Corriere del Veneto (Padova e Rovigo)
La fuga dei bangladesi «Qui non c’è futuro» Ma tornano in vacanza
Dal Veneto 1500 famiglie sono già emigrate a Londra
VICENZA Fuga dall’Italia: il futuro per gli immigrati dal Bangladesh che hanno tenuto alta la produttività e bassi i costi nelle fabbriche della concia vicentina e nella Fincantieri a Porto Marghera ormai è a Londra. Se ne sono andati alla spicciolata, col passaparola, così come erano arrivati a cavallo tra gli anni Novanta e Duemila con lauree in tasca di Ingegneria, Scienze economiche e sociali ma disposti a mettere l’arte da parte e lavorare in fabbrica, pur di garantire un futuro ai figli. Ma il futuro è sbarrato, l’ascensore sociale rotto, il crinale dell’avanzata sociale si spezza lungo i confini della razza: l’ambasciata del Bangladesh di Roma dice che dall’Italia negli ultimi quattro anni sono andate via 6.500 famiglie, ovvero 30mila persone. Almeno 1.500 famiglie di questa seconda ondata migratoria sono partite dal Veneto, che però considerano la vera patria. E infatti molti tornano per le vacanze. Da migranti a turisti, insomma. Ma nel cambio, il Paese ci ha perso.

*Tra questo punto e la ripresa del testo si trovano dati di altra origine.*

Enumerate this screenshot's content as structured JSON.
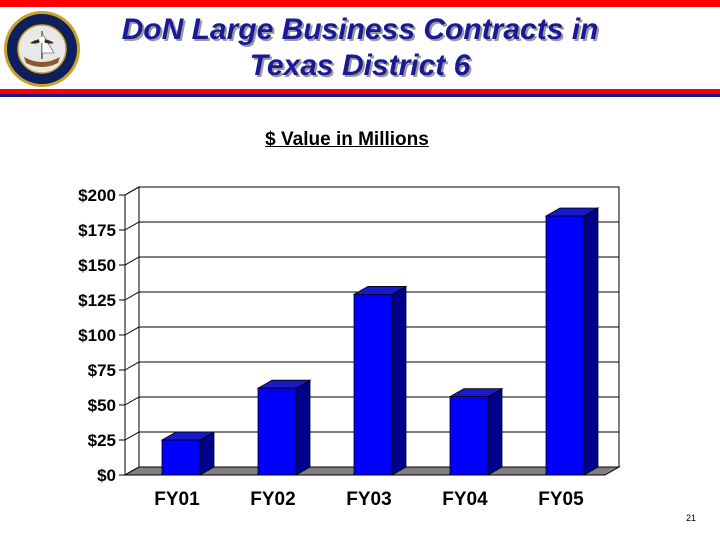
{
  "slide": {
    "title_line1": "DoN Large Business Contracts in",
    "title_line2": "Texas District 6",
    "page_number": "21",
    "logo": "department-of-the-navy-seal"
  },
  "colors": {
    "accent_red": "#ff0000",
    "title_blue": "#1a1a99",
    "bar_front": "#0000ff",
    "bar_side": "#00008b",
    "bar_top": "#1a1acc"
  },
  "chart_data": {
    "type": "bar",
    "title": "$ Value in Millions",
    "categories": [
      "FY01",
      "FY02",
      "FY03",
      "FY04",
      "FY05"
    ],
    "values": [
      25,
      62,
      129,
      56,
      185
    ],
    "ylim": [
      0,
      200
    ],
    "yticks": [
      "$0",
      "$25",
      "$50",
      "$75",
      "$100",
      "$125",
      "$150",
      "$175",
      "$200"
    ],
    "xlabel": "",
    "ylabel": "",
    "grid": true,
    "legend": "none",
    "style": "3d"
  }
}
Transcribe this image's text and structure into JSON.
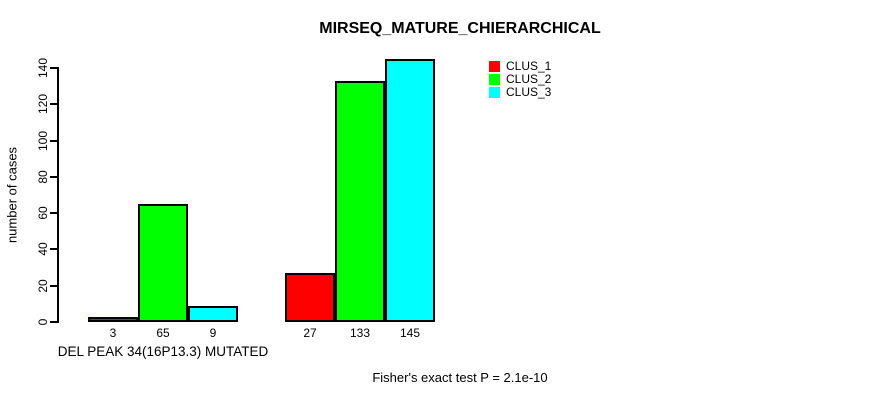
{
  "chart_data": {
    "type": "bar",
    "title": "MIRSEQ_MATURE_CHIERARCHICAL",
    "ylabel": "number of cases",
    "xlabel": "DEL PEAK 34(16P13.3) MUTATED",
    "categories": [
      "DEL PEAK 34(16P13.3) MUTATED",
      ""
    ],
    "series": [
      {
        "name": "CLUS_1",
        "color": "#ff0000",
        "values": [
          3,
          27
        ]
      },
      {
        "name": "CLUS_2",
        "color": "#00ff00",
        "values": [
          65,
          133
        ]
      },
      {
        "name": "CLUS_3",
        "color": "#00ffff",
        "values": [
          9,
          145
        ]
      }
    ],
    "bar_value_labels": [
      [
        3,
        65,
        9
      ],
      [
        27,
        133,
        145
      ]
    ],
    "yticks": [
      0,
      20,
      40,
      60,
      80,
      100,
      120,
      140
    ],
    "ylim": [
      0,
      145
    ],
    "grid": false,
    "legend_position": "top-right",
    "annotation": "Fisher's exact test P = 2.1e-10"
  }
}
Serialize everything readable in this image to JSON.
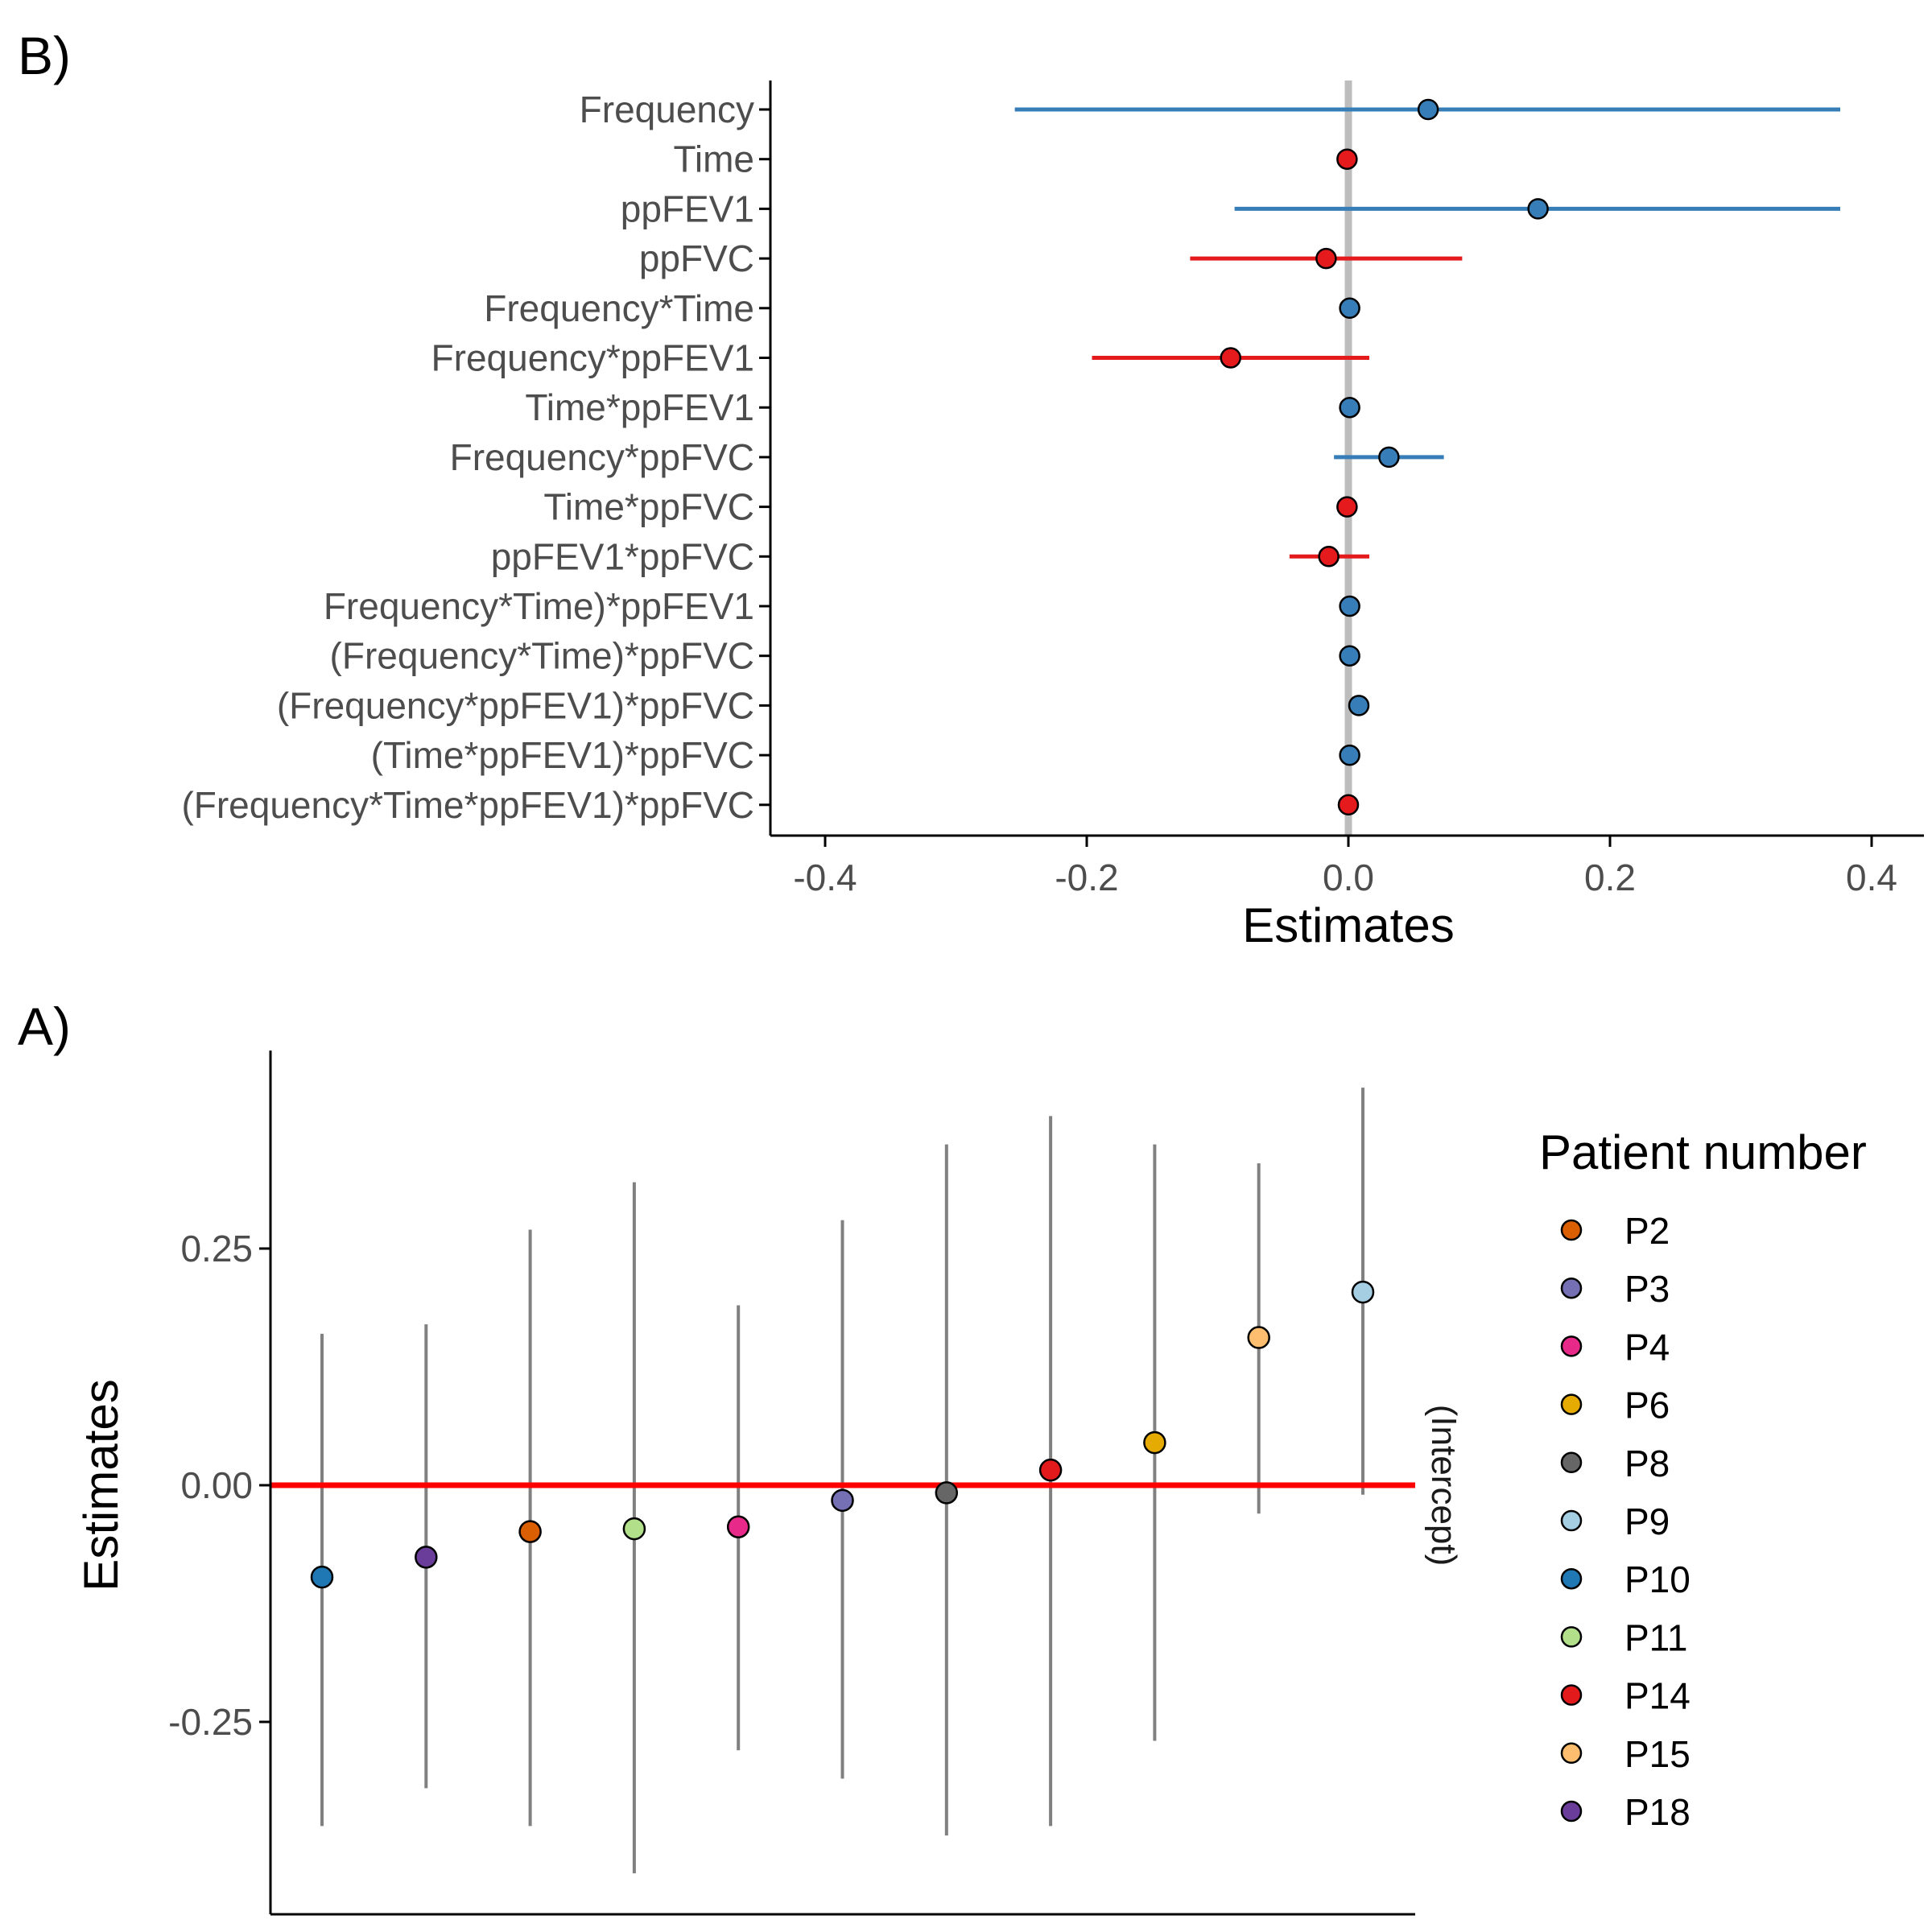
{
  "panel_labels": {
    "top": "B)",
    "bottom": "A)"
  },
  "chart_data": [
    {
      "panel": "B)",
      "type": "scatter",
      "orientation": "horizontal",
      "title": "",
      "xlabel": "Estimates",
      "ylabel": "",
      "xlim": [
        -0.44,
        0.44
      ],
      "xticks": [
        -0.4,
        -0.2,
        0.0,
        0.2,
        0.4
      ],
      "xtick_labels": [
        "-0.4",
        "-0.2",
        "0.0",
        "0.2",
        "0.4"
      ],
      "reference_line": {
        "x": 0,
        "color": "#bdbdbd"
      },
      "colors": {
        "positive": "#377eb8",
        "negative": "#e41a1c"
      },
      "grid": false,
      "terms": [
        {
          "label": "Frequency",
          "estimate": 0.061,
          "lo": -0.255,
          "hi": 0.376,
          "sign": "positive"
        },
        {
          "label": "Time",
          "estimate": -0.001,
          "lo": -0.001,
          "hi": -0.001,
          "sign": "negative"
        },
        {
          "label": "ppFEV1",
          "estimate": 0.145,
          "lo": -0.087,
          "hi": 0.376,
          "sign": "positive"
        },
        {
          "label": "ppFVC",
          "estimate": -0.017,
          "lo": -0.121,
          "hi": 0.087,
          "sign": "negative"
        },
        {
          "label": "Frequency*Time",
          "estimate": 0.001,
          "lo": 0.001,
          "hi": 0.001,
          "sign": "positive"
        },
        {
          "label": "Frequency*ppFEV1",
          "estimate": -0.09,
          "lo": -0.196,
          "hi": 0.016,
          "sign": "negative"
        },
        {
          "label": "Time*ppFEV1",
          "estimate": 0.001,
          "lo": 0.001,
          "hi": 0.001,
          "sign": "positive"
        },
        {
          "label": "Frequency*ppFVC",
          "estimate": 0.031,
          "lo": -0.011,
          "hi": 0.073,
          "sign": "positive"
        },
        {
          "label": "Time*ppFVC",
          "estimate": -0.001,
          "lo": -0.001,
          "hi": -0.001,
          "sign": "negative"
        },
        {
          "label": "ppFEV1*ppFVC",
          "estimate": -0.015,
          "lo": -0.045,
          "hi": 0.016,
          "sign": "negative"
        },
        {
          "label": "Frequency*Time)*ppFEV1",
          "estimate": 0.001,
          "lo": 0.001,
          "hi": 0.001,
          "sign": "positive"
        },
        {
          "label": "(Frequency*Time)*ppFVC",
          "estimate": 0.001,
          "lo": 0.001,
          "hi": 0.001,
          "sign": "positive"
        },
        {
          "label": "(Frequency*ppFEV1)*ppFVC",
          "estimate": 0.008,
          "lo": 0.008,
          "hi": 0.008,
          "sign": "positive"
        },
        {
          "label": "(Time*ppFEV1)*ppFVC",
          "estimate": 0.001,
          "lo": 0.001,
          "hi": 0.001,
          "sign": "positive"
        },
        {
          "label": "(Frequency*Time*ppFEV1)*ppFVC",
          "estimate": 0.0,
          "lo": 0.0,
          "hi": 0.0,
          "sign": "negative"
        }
      ]
    },
    {
      "panel": "A)",
      "type": "scatter",
      "title": "",
      "xlabel": "",
      "ylabel": "Estimates",
      "ylim": [
        -0.42,
        0.42
      ],
      "yticks": [
        -0.25,
        0.0,
        0.25
      ],
      "ytick_labels": [
        "-0.25",
        "0.00",
        "0.25"
      ],
      "reference_line": {
        "y": 0,
        "color": "#ff0000"
      },
      "interval_color": "#808080",
      "facet_label": "(Intercept)",
      "grid": false,
      "legend": {
        "title": "Patient number",
        "position": "right"
      },
      "points": [
        {
          "patient": "P10",
          "estimate": -0.097,
          "lo": -0.36,
          "hi": 0.16,
          "color": "#1f78b4"
        },
        {
          "patient": "P18",
          "estimate": -0.076,
          "lo": -0.32,
          "hi": 0.17,
          "color": "#6a3d9a"
        },
        {
          "patient": "P2",
          "estimate": -0.049,
          "lo": -0.36,
          "hi": 0.27,
          "color": "#d95f02"
        },
        {
          "patient": "P11",
          "estimate": -0.046,
          "lo": -0.41,
          "hi": 0.32,
          "color": "#b2df8a"
        },
        {
          "patient": "P4",
          "estimate": -0.044,
          "lo": -0.28,
          "hi": 0.19,
          "color": "#e7298a"
        },
        {
          "patient": "P3",
          "estimate": -0.016,
          "lo": -0.31,
          "hi": 0.28,
          "color": "#7570b3"
        },
        {
          "patient": "P8",
          "estimate": -0.008,
          "lo": -0.37,
          "hi": 0.36,
          "color": "#666666"
        },
        {
          "patient": "P14",
          "estimate": 0.016,
          "lo": -0.36,
          "hi": 0.39,
          "color": "#e31a1c"
        },
        {
          "patient": "P6",
          "estimate": 0.045,
          "lo": -0.27,
          "hi": 0.36,
          "color": "#e6ab02"
        },
        {
          "patient": "P15",
          "estimate": 0.156,
          "lo": -0.03,
          "hi": 0.34,
          "color": "#fdbf6f"
        },
        {
          "patient": "P9",
          "estimate": 0.204,
          "lo": -0.01,
          "hi": 0.42,
          "color": "#a6cee3"
        }
      ],
      "legend_entries": [
        {
          "label": "P2",
          "color": "#d95f02"
        },
        {
          "label": "P3",
          "color": "#7570b3"
        },
        {
          "label": "P4",
          "color": "#e7298a"
        },
        {
          "label": "P6",
          "color": "#e6ab02"
        },
        {
          "label": "P8",
          "color": "#666666"
        },
        {
          "label": "P9",
          "color": "#a6cee3"
        },
        {
          "label": "P10",
          "color": "#1f78b4"
        },
        {
          "label": "P11",
          "color": "#b2df8a"
        },
        {
          "label": "P14",
          "color": "#e31a1c"
        },
        {
          "label": "P15",
          "color": "#fdbf6f"
        },
        {
          "label": "P18",
          "color": "#6a3d9a"
        }
      ]
    }
  ]
}
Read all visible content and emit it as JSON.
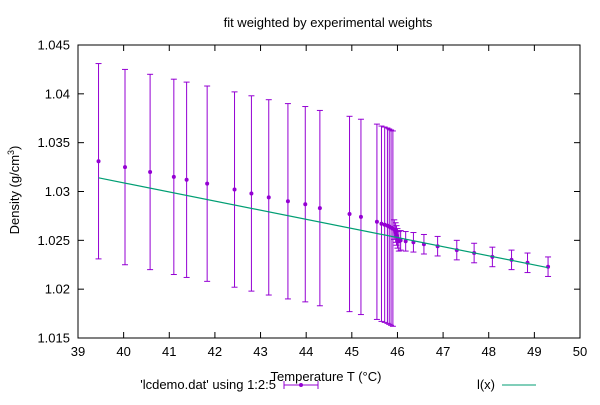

Lo dice la ricerca che sta conducendo il sociologo di Ca’ Foscari, Francesco Della Puppa. Partito dal Banglastan del Veneto: Alte Ceccato, frazione di Montecchio Maggiore, sobborgo industriale di seimila abitanti che conta duemila migranti, dei quali 1.500 originari del Bangladesh. Concentrati lì per una di quelle costellazioni umane, sociali e di mercato più uniche che rare: dopo la prima ondata migratoria dalle campagne venete alle fabbriche, dopo la seconda dal Sud alle fabbriche conciarie, la terza è stata quella della classe media immigrata dei bangladesi che, come i loro predecessori, sono andati via da quegli appartamenti senza arte né parte alla prima occasione di condizioni urbane e sociali migliori. «Ero affascinato da questo piccolo paese con caratteristiche di città globale – racconta il docente —. Resta un riferimento importante per l’immigrazione: dopo la partenza verso Londra di molte famiglie della prima ondata migratoria, accoglie giovani della seconda ondata». Meno istruiti, di estrazione popolare e non borghese come i predecessori, e a loro volta protagonisti di una seconda migrazione: prima tappa in Libia, poi in Italia. Il riassunto sociale è che i migranti più qualificati se ne stanno andando dal Veneto, sostituiti da manodopera non istruita. Accade ad Alte Ceccato, a Mestre e Marghera, a Padova e Cadoneghe, dove vivono le comunità più numerose e organizzate. Ci sono volute decine di interviste in Veneto, una cinquantina a Londra e decine in Bangladesh tra i familiari rimasti in patria per capire il perché. «La prima generazione di emigranti partiva non nella prospettiva della lotta per la sopravvivenza ma per migliorare la propria condizione sociale ed economica, per offrire un futuro migliore ai figli — spiega Della Puppa —. La crisi ha invece inibito le possibilità di realizzazione per tutti i giovani, italiani e non. E gli immigrati bangladesi si sono resi conto che più della cittadinanza formale che molti avevano ottenuto, conta la cittadinanza razziale: un figlio di immigrato resta sempre uno straniero e il mercato del lavoro lo spinge in posizioni subalterne». La fabbrica, se va bene. Altrimenti i campi, la stagione turistica, il retrocucina del ristorante a Venezia. A Londra invece non fa specie uno straniero nei posti dirigenti e così come i ragazzi italiani fanno carriera, i giovani italiani bangladesi «stanno facendo tirocinio da primari negli ospedali, in banca, nelle istituzioni finanziarie».